The morning she died she was upset at the backlash that the pope had received from his address in Regensburg. She went out in the morning to the nursing school and at the end of her lessons in the afternoon smiled at her guard and driver who waited for her outside. The distance across the road was nine meters but the pair made it around five or so meters when the attack occurred. En route to the hospital she was pale and feverish with transfusions being made as she sweated from the pain and blood loss. In the ambulance van, she remarked to Sisters Gianna Irene Peano and Marzia that she was "struggling to breathe".

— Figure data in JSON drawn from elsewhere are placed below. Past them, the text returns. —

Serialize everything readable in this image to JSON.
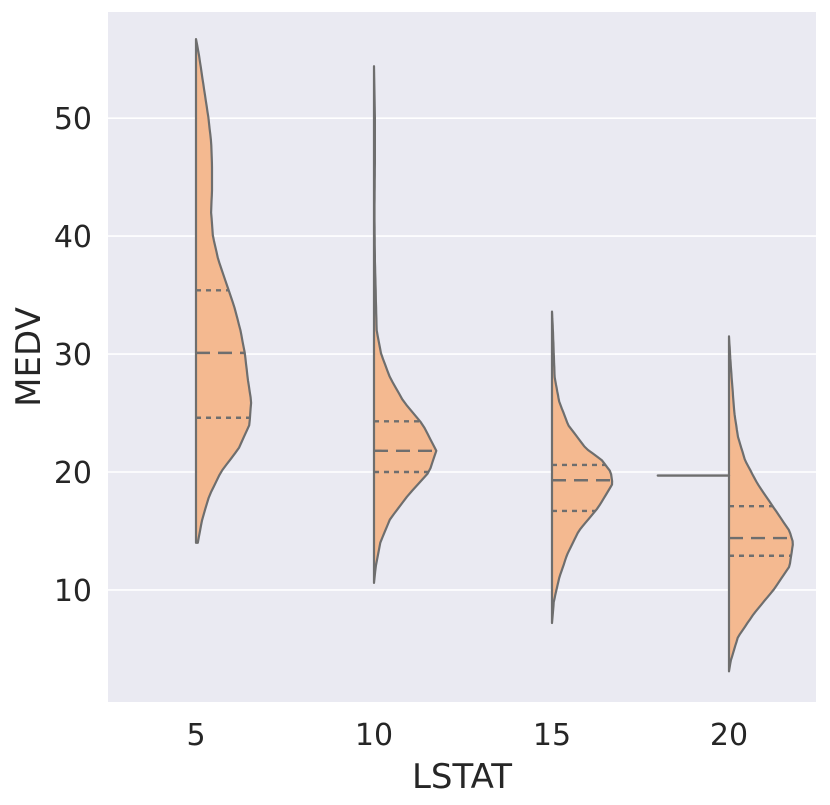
{
  "chart_data": {
    "type": "violin",
    "split": true,
    "xlabel": "LSTAT",
    "ylabel": "MEDV",
    "ylim": [
      0.5,
      59
    ],
    "yticks": [
      10,
      20,
      30,
      40,
      50
    ],
    "categories": [
      "5",
      "10",
      "15",
      "20"
    ],
    "colors": {
      "background": "#eaeaf2",
      "grid": "#ffffff",
      "fill": "#f4b990",
      "line": "#6e6e6e",
      "text": "#262626"
    },
    "violins": [
      {
        "category": "5",
        "side": "right",
        "min": 14,
        "max": 56.7,
        "quartiles": [
          24.6,
          30.1,
          35.4
        ],
        "density": [
          [
            14,
            0.02
          ],
          [
            16,
            0.07
          ],
          [
            18,
            0.15
          ],
          [
            20,
            0.28
          ],
          [
            22,
            0.48
          ],
          [
            24,
            0.6
          ],
          [
            26,
            0.62
          ],
          [
            28,
            0.58
          ],
          [
            30,
            0.55
          ],
          [
            32,
            0.5
          ],
          [
            34,
            0.43
          ],
          [
            36,
            0.34
          ],
          [
            38,
            0.25
          ],
          [
            40,
            0.19
          ],
          [
            42,
            0.17
          ],
          [
            44,
            0.18
          ],
          [
            46,
            0.18
          ],
          [
            48,
            0.17
          ],
          [
            50,
            0.14
          ],
          [
            52,
            0.1
          ],
          [
            54,
            0.06
          ],
          [
            55.5,
            0.03
          ],
          [
            56.7,
            0.0
          ]
        ]
      },
      {
        "category": "10",
        "side": "right",
        "min": 10.6,
        "max": 54.4,
        "quartiles": [
          20.0,
          21.8,
          24.3
        ],
        "density": [
          [
            10.6,
            0.0
          ],
          [
            12,
            0.02
          ],
          [
            14,
            0.07
          ],
          [
            16,
            0.18
          ],
          [
            18,
            0.38
          ],
          [
            20,
            0.62
          ],
          [
            21.8,
            0.7
          ],
          [
            24,
            0.55
          ],
          [
            26,
            0.33
          ],
          [
            28,
            0.18
          ],
          [
            30,
            0.08
          ],
          [
            32,
            0.03
          ],
          [
            35,
            0.02
          ],
          [
            38,
            0.01
          ],
          [
            42,
            0.005
          ],
          [
            46,
            0.01
          ],
          [
            50,
            0.01
          ],
          [
            54.4,
            0.0
          ]
        ]
      },
      {
        "category": "15",
        "side": "right",
        "min": 7.2,
        "max": 33.6,
        "quartiles": [
          16.7,
          19.3,
          20.6
        ],
        "density": [
          [
            7.2,
            0.0
          ],
          [
            9,
            0.02
          ],
          [
            11,
            0.08
          ],
          [
            13,
            0.17
          ],
          [
            15,
            0.3
          ],
          [
            17,
            0.52
          ],
          [
            19,
            0.68
          ],
          [
            20,
            0.66
          ],
          [
            21,
            0.56
          ],
          [
            22,
            0.38
          ],
          [
            24,
            0.18
          ],
          [
            26,
            0.08
          ],
          [
            28,
            0.03
          ],
          [
            30,
            0.02
          ],
          [
            32,
            0.01
          ],
          [
            33.6,
            0.0
          ]
        ]
      },
      {
        "category": "20",
        "side": "right",
        "min": 3.1,
        "max": 31.5,
        "quartiles": [
          12.9,
          14.4,
          17.1
        ],
        "density": [
          [
            3.1,
            0.0
          ],
          [
            4,
            0.02
          ],
          [
            6,
            0.1
          ],
          [
            8,
            0.28
          ],
          [
            10,
            0.5
          ],
          [
            12,
            0.68
          ],
          [
            14,
            0.72
          ],
          [
            15,
            0.68
          ],
          [
            17,
            0.5
          ],
          [
            19,
            0.32
          ],
          [
            21,
            0.18
          ],
          [
            23,
            0.1
          ],
          [
            25,
            0.06
          ],
          [
            27,
            0.04
          ],
          [
            29,
            0.02
          ],
          [
            31.5,
            0.0
          ]
        ]
      }
    ],
    "lines": [
      {
        "category": "20",
        "side": "left",
        "y": 19.7,
        "width": 0.8
      }
    ]
  }
}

Somalian officials vowed justice for the nun's murder with two suspects arrested and Somalia's Islamic Courts Union launching their own investigations into the murder (the motive is still unknown); Yusuf Mohamed Siad of the UIC said that two suspects were arrested. Federico Lombardi said that the killing was a "horrible act" which he hoped would remain an isolated case and would not become something widespread in the region. The papal nuncio Alain Paul Charles Lebeaupin said that it was unclear whether or not her death could be attributed to religious extremism.

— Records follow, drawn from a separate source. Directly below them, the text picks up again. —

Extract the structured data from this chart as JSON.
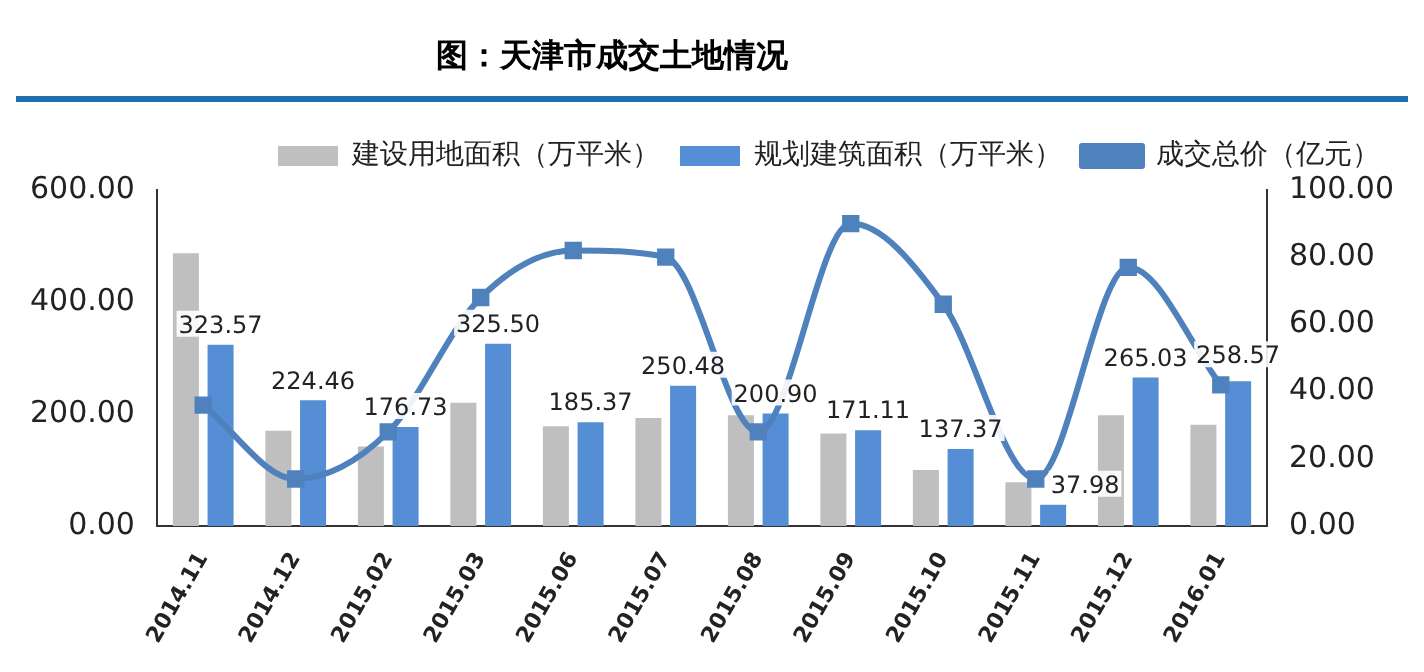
{
  "chart_data": {
    "type": "bar",
    "title": "图：天津市成交土地情况",
    "categories": [
      "2014.11",
      "2014.12",
      "2015.02",
      "2015.03",
      "2015.06",
      "2015.07",
      "2015.08",
      "2015.09",
      "2015.10",
      "2015.11",
      "2015.12",
      "2016.01"
    ],
    "series": [
      {
        "name": "建设用地面积（万平米）",
        "color": "#bfbfbf",
        "values": [
          487,
          170,
          142,
          220,
          178,
          193,
          198,
          165,
          100,
          78,
          198,
          181
        ]
      },
      {
        "name": "规划建筑面积（万平米）",
        "color": "#558ed5",
        "values": [
          323.57,
          224.46,
          176.73,
          325.5,
          185.37,
          250.48,
          200.9,
          171.11,
          137.37,
          37.98,
          265.03,
          258.57
        ],
        "value_labels": [
          "323.57",
          "224.46",
          "176.73",
          "325.50",
          "185.37",
          "250.48",
          "200.90",
          "171.11",
          "137.37",
          "37.98",
          "265.03",
          "258.57"
        ]
      },
      {
        "name": "成交总价（亿元）",
        "type": "line",
        "axis": "y2",
        "color": "#4f81bd",
        "values": [
          36,
          14,
          28,
          68,
          82,
          80,
          28,
          90,
          66,
          14,
          77,
          42
        ]
      }
    ],
    "ylim": [
      0,
      600
    ],
    "yticks": [
      {
        "value": 0,
        "label": "0.00"
      },
      {
        "value": 200,
        "label": "200.00"
      },
      {
        "value": 400,
        "label": "400.00"
      },
      {
        "value": 600,
        "label": "600.00"
      }
    ],
    "y2lim": [
      0,
      100
    ],
    "y2ticks": [
      {
        "value": 0,
        "label": "0.00"
      },
      {
        "value": 20,
        "label": "20.00"
      },
      {
        "value": 40,
        "label": "40.00"
      },
      {
        "value": 60,
        "label": "60.00"
      },
      {
        "value": 80,
        "label": "80.00"
      },
      {
        "value": 100,
        "label": "100.00"
      }
    ],
    "legend": "top",
    "grid": false,
    "marker": "square",
    "line_style": "solid"
  }
}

===Funeral and exhumation===
The funeral was celebrated on 21 September in the Consolata Chapel in Nairobi with the Bishop of Djibouti Giorgio Bertin presiding. The Italian ambassador to Kenya was present as was the Kenyan United Nations representative. In his remarks Bertin said that she stressed a message of love and togetherness adding that "together life is possible". Her colleague at the mission in Kenya (Sr. Rose) remarked at her funeral that "she was ever so generous" to all she met and worked alongside. Her remains were buried in Nairobi and later exhumed for canonical inspection on 30 September 2017 before being placed in a chapel in Nairobi (Flora Hostel Chapel) and then buried in December there.

===Recognition===
Pope Benedict XVI referred to the slain sister as a "servant of love" in his speech after the Angelus prayer to 3000 people at Castel Gandolfo.

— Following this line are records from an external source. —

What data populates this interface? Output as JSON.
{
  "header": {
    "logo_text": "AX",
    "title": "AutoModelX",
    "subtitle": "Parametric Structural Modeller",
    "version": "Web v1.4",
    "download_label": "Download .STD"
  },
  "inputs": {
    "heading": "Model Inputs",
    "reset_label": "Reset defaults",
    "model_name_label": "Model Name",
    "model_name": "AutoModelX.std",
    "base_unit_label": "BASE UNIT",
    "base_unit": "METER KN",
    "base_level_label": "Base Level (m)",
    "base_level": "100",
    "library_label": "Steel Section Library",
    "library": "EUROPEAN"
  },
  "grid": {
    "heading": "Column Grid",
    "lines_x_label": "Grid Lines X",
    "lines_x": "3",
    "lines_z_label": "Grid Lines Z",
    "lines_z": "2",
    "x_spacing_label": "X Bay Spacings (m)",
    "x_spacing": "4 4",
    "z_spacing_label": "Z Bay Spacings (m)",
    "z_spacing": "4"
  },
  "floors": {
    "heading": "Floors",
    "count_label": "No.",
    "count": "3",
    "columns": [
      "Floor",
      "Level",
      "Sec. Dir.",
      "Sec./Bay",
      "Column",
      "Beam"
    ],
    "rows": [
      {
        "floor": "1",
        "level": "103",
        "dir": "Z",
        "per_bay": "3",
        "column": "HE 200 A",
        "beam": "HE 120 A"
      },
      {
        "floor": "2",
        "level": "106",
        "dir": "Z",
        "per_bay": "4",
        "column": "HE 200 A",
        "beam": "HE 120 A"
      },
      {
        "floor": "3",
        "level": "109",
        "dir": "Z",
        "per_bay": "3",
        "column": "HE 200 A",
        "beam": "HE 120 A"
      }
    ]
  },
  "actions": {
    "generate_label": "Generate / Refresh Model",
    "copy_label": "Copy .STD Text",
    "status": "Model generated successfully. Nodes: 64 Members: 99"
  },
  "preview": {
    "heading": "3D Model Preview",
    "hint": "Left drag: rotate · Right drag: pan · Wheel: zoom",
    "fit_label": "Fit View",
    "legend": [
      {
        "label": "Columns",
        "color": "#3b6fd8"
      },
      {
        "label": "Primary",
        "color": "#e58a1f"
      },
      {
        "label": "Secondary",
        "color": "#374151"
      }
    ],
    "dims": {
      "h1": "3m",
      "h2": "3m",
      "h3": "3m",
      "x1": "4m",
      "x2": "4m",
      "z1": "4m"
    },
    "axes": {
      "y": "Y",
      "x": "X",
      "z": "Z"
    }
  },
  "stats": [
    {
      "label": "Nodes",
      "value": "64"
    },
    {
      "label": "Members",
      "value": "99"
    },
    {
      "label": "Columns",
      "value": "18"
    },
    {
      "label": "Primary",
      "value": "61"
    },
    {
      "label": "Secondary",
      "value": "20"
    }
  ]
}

On 13 October 2008 a Mass was celebrated for the occasion of the cross that she wore being transferred to the San Bartolomeo all'Isola church in Rome. Pope Francis venerated her cross relic on his visit to the church on 22 April 2017.

==Beatification==
The diocesan process was held in Mogadishu from its inauguration on 16 October 2013 until its solemn closure not long after on 15 January 2014. The Congregation for the Causes of Saints validated this diocesan investigation on 19 September 2014. Pope Francis confirmed on 8 November 2017 that Sgorbati was killed in odium fidei ("in hatred of the faith").

The beatification took place on 26 May 2018 in Piacenza with Cardinal Angelo Amato presiding over the celebration on the behalf of the pope. The Archbishop of Milan Mario Enrico Delpini was also in attendance as was the Bishop of Piacenza-Bobbio Gianni Ambrosio. The postulator for this cause is the Renata Conti MC.